No 137, octobre 2016

Université

Singes en alerte: les mâles se fient aux femelles

Singe
Photo: Florian Möllers / Tai Monkey Project

Chez les cercopithèques diane, les mâles se fient davantage aux signaux d’alerte de leurs congénères femelles qu’à leurs propres perceptions. Une primatologue de l’Université de Neuchâtel démontre pour la première fois chez des singes que les cris d’alerte au prédateur obéissent à des règles différentes selon le sexe des individus. Ses résultats sont publiés dans la revue Current Biology.

Reportage RTS

Les cercopithèques diane ont la particularité d’émettre des cris d’alerte dont la structure vocale varie selon le sexe des individus. En cherchant la cause de ce dimorphisme, Claudia Stephan, post-doctorante à l’Université de Neuchâtel, a pu mettre en évidence que mâles et femelles annonçaient un danger pour des motifs différents. Tandis que les femelles réagissent directement à la présence d’un prédateur, les mâles, eux, lancent leur appel uniquement pour répondre aux femelles.

Les expériences se sont déroulées au Centre suisse de recherches scientifiques en Côte d’Ivoire, sous la supervision du professeur Klaus Zuberbühler, directeur du Laboratoire de cognition comparée de l’UniNE. Elles consistaient d’abord à simuler la présence d’un prédateur, aigle ou léopard, en diffusant le cri de l’animal concerné, puis à enregistrer les vocalisations des singes, sachant qu’à chaque prédateur correspond une vocalisation bien spécifique. «Première surprise: les mâles attendaient que les femelles lancent un cri d’alerte avant de relayer le signal, note Claudia Stephan. Et une fois que les mâles se mettent à crier, les femelles cessent leurs vocalisations.»

Mais le plus surprenant reste la réaction des singes mâles quand les expérimentateurs font suivre le cri d’un léopard d’un signal d’alerte trompeur du cercopithèque femelle, signifiant «attention aigle». Les mâles vont systématiquement relayer le signal de la femelle, soit dans ce cas «attention aigle». Et cela, même s’ils ont entendu que la menace réelle était un léopard. Les mâles suivent donc invariablement le jugement de la femelle, en dépit de leur propre perception. La réponse suit la même logique quand on diffuse le cri d’un aigle suivi d’un signal «attention léopard».

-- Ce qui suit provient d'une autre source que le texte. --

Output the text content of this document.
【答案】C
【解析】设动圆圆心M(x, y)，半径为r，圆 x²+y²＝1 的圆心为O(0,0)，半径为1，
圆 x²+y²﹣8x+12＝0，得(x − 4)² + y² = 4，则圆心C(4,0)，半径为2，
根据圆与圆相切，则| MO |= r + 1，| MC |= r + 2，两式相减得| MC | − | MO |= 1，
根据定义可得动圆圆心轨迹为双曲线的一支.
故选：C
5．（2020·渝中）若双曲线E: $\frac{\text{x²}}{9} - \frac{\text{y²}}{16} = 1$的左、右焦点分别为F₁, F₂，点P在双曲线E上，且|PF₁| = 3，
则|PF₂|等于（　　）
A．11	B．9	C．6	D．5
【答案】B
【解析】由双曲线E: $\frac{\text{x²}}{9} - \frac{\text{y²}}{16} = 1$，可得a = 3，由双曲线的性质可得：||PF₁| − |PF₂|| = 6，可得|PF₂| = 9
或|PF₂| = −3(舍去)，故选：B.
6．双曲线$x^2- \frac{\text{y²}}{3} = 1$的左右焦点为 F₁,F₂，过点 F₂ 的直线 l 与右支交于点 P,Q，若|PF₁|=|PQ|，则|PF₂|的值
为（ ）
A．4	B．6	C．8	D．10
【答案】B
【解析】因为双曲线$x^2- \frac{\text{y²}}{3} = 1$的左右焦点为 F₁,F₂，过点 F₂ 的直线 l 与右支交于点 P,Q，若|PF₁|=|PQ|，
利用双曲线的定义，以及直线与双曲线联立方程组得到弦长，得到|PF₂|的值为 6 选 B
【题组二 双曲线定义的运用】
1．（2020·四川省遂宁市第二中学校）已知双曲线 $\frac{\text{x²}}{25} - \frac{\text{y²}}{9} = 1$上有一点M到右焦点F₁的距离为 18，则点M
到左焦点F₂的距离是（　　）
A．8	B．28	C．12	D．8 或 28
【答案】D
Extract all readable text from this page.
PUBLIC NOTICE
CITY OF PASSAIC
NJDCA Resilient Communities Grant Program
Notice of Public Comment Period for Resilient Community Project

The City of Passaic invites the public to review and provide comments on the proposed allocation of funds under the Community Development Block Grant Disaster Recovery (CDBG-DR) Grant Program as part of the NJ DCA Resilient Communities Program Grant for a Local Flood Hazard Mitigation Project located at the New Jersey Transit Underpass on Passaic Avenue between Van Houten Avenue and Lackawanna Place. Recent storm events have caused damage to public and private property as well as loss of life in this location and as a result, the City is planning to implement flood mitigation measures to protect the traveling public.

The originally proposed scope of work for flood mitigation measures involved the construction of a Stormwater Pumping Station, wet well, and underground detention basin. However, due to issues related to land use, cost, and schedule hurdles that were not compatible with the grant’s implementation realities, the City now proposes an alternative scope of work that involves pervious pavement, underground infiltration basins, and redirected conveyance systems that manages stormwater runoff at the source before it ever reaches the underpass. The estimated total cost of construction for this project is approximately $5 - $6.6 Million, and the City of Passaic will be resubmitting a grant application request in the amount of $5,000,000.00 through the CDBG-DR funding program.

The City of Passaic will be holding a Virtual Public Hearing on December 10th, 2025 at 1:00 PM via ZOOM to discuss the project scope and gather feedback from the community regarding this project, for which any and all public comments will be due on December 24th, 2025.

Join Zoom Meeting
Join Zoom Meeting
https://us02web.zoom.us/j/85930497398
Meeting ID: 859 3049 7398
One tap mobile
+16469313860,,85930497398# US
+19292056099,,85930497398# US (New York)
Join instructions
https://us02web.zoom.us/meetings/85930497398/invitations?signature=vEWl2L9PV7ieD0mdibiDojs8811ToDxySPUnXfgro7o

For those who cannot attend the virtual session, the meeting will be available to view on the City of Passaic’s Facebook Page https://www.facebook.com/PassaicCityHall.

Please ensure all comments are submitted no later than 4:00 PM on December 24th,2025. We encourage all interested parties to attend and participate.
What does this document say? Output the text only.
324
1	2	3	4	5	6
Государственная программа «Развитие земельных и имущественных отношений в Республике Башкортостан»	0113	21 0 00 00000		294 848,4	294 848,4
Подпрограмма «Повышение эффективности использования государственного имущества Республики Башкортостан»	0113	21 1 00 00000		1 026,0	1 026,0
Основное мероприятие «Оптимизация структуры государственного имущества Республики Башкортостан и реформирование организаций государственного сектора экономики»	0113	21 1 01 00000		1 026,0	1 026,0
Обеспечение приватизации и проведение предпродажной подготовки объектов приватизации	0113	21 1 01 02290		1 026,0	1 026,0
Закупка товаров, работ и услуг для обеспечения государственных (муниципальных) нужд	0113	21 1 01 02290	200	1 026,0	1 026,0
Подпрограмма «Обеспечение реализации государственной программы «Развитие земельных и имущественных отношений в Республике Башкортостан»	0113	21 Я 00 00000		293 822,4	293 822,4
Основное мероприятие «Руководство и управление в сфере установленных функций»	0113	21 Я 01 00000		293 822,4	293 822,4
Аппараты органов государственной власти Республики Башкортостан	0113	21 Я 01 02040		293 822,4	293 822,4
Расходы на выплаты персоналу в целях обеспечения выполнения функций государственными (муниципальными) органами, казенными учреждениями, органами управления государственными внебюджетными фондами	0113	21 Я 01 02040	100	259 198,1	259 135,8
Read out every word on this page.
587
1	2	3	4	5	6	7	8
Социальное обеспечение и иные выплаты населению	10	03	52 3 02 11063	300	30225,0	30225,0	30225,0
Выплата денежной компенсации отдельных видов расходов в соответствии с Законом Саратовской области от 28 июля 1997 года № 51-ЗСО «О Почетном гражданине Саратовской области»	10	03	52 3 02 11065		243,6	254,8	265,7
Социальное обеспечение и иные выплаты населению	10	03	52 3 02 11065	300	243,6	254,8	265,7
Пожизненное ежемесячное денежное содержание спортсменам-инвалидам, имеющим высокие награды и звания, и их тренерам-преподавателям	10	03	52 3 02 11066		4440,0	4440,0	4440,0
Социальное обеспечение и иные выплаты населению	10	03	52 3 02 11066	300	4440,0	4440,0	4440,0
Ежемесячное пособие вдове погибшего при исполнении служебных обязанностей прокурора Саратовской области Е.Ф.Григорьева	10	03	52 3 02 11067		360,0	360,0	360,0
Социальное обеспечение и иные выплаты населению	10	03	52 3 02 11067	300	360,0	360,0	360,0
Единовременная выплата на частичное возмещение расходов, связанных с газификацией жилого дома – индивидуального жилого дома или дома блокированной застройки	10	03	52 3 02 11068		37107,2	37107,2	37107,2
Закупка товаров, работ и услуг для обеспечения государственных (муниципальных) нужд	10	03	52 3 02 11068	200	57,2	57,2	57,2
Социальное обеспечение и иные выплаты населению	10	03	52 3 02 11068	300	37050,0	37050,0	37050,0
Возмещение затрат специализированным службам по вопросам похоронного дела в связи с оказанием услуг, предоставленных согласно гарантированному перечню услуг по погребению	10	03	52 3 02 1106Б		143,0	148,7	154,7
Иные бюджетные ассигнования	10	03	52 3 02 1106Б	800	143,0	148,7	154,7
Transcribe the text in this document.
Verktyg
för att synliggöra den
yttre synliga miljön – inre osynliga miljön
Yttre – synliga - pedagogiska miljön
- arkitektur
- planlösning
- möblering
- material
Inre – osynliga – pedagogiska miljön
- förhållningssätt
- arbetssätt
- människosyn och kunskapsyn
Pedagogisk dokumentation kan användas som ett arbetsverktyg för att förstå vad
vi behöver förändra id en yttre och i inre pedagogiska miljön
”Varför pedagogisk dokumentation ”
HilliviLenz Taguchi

Quant aux femelles, dont les cris étaient également enregistrés au cours des mêmes expériences, elles restent constantes dans leurs vocalisations. Le signal qu’elles émettent se réfère toujours au prédateur simulé, même si elles entendent un cri d’alerte différent de la part de leur mâle. Claudia Stephan explique ces différences liées au genre: «Les cris des femelles ont pour objectif de protéger la famille en appelant les mâles à la rescousse.»

En effet, les mâles perçoivent le cri des femelles comme un « appel aux armes ». Ils affichent alors le même comportement physique que s’ils se trouvaient en face du prédateur, de même qu’un rôle de protecteur du groupe de singes, femelles et petits compris. Par ce comportement, les mâles rassurent les femelles qui lancent l’alerte. Ils leur montrent qu’ils sont capables d’assumer la protection du groupe. Et tant qu’ils ne le font pas vocalement, les femelles continuent d’émettre le signal d’alerte, jusqu’à la réponse appropriée du mâle. Ces résultats démontrent que mâles et femelles dépendent les uns des autres face à un prédateur, tout en essayant de manipuler le comportement du partenaire pour en tirer profit.

Ces observations restent pour l’instant uniquement valables pour les cercopithèques diane. «J’imagine cependant que ces vocalisations différenciées sont plus répandues, nuance Claudia Stephan. Il faudrait le vérifier sur d’autres primates présentant des structures sociales similaires de harem (un mâle reproducteur pour quelques femelles).»

Référence scientifique: Claudia Stephan & Klaus Zuberbühler (2016), Persistent females and compliant males coordinate alarm calling in Diana monkeys, Current Biology.